Into Williams’s childhood home-a one-story ranch house-his father crammed more books than the local library could hold. “Pappy” used some of these volumes to run an academic prep service; the rest he used in his unending pursuit of wisdom. His son’s pursuits were quite different-“money, hoes, and clothes.” The teenage Williams wore Medusa- faced Versace sunglasses and a hefty gold medallion, dumbed down and thugged up his speech, and did whatever else he could to fit into the intoxicating hip-hop culture that surrounded him. Like all his friends, he knew exactly where he was the day Biggie Smalls died, he could recite the lyrics to any Nas or Tupac song, and he kept his woman in line, with force if necessary.
But Pappy, who grew up in the segregated South and hid in closets so he could read Aesop and Plato, had a different destiny in mind for his son. For years, Williams managed to juggle two disparate lifestyles- “keeping it real” in his friends’ eyes and studying for the SATs under his father’s strict tutelage.

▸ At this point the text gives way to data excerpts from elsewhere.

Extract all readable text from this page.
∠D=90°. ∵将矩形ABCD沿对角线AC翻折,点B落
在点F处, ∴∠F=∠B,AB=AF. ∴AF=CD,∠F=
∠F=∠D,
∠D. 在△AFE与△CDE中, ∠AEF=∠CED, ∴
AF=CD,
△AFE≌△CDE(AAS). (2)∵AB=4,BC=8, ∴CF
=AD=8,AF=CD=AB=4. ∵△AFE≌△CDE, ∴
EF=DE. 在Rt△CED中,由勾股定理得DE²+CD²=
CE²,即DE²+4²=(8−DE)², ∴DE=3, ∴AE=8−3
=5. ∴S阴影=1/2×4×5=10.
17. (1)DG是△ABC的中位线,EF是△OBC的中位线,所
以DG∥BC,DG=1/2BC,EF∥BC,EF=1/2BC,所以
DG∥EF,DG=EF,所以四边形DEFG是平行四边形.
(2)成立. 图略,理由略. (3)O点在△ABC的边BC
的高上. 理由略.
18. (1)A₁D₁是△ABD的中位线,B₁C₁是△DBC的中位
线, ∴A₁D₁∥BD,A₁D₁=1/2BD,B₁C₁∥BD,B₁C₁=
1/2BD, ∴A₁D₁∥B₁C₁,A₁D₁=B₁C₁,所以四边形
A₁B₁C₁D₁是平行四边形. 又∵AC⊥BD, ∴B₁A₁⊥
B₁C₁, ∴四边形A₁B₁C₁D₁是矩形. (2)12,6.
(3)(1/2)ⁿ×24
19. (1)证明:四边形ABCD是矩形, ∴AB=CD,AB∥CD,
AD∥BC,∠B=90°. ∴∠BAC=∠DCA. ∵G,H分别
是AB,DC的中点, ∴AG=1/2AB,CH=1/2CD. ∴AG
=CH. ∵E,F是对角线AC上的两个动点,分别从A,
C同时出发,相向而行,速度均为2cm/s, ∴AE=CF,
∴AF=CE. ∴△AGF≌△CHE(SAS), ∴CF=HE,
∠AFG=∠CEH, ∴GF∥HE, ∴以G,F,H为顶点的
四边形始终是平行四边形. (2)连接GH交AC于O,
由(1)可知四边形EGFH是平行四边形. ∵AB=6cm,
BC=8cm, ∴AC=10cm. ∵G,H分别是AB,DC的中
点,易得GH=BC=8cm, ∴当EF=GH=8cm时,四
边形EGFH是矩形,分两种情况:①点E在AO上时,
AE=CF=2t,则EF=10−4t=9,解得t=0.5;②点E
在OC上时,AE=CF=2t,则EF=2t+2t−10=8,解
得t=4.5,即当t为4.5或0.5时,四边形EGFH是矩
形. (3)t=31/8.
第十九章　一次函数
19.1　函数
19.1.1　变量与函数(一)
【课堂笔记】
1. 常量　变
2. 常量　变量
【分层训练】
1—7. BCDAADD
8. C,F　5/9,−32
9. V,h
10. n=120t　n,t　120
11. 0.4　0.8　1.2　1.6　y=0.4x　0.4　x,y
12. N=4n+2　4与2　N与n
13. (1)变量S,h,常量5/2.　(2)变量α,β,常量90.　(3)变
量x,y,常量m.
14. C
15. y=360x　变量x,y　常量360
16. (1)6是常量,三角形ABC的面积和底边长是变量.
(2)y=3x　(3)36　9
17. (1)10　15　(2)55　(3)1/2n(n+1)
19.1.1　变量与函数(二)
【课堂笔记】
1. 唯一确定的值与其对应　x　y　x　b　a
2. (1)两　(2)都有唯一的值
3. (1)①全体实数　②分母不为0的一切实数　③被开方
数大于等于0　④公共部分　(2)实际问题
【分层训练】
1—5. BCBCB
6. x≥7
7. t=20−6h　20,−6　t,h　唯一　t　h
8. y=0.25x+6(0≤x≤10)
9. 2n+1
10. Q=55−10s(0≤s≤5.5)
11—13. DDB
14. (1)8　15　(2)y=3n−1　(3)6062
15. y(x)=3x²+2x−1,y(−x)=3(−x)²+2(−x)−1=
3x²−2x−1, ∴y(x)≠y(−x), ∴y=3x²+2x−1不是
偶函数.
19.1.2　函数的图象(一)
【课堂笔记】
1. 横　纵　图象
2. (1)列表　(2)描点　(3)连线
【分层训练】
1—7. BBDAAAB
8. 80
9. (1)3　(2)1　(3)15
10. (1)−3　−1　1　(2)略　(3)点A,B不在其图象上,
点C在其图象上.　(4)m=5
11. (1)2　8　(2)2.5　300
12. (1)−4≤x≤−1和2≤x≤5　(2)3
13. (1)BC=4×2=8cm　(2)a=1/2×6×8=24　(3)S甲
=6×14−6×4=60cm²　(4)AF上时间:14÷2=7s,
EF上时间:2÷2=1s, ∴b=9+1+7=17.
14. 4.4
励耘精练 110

As college approached and the stakes of the thug lifestyle escalated, the revolving door between Williams’s street life and home life threatened to spin out of control. Ultimately, Williams would have to decide between hip-hop and his future. Would he choose “street dreams” or a radically different dream- the one Martin Luther King spoke of or the one Pappy held out to him now?
Williams is the first of his generation to measure the seductive power of hip-hop against its restrictive worldview, which ultimately leaves those who live it powerless. Losing My Cool portrays the allure and the danger of hip-hop culture like no book has before. Even more remarkably, Williams evokes the subtle salvation that literature offers and recounts with breathtaking clarity a burgeoning bond between father and son.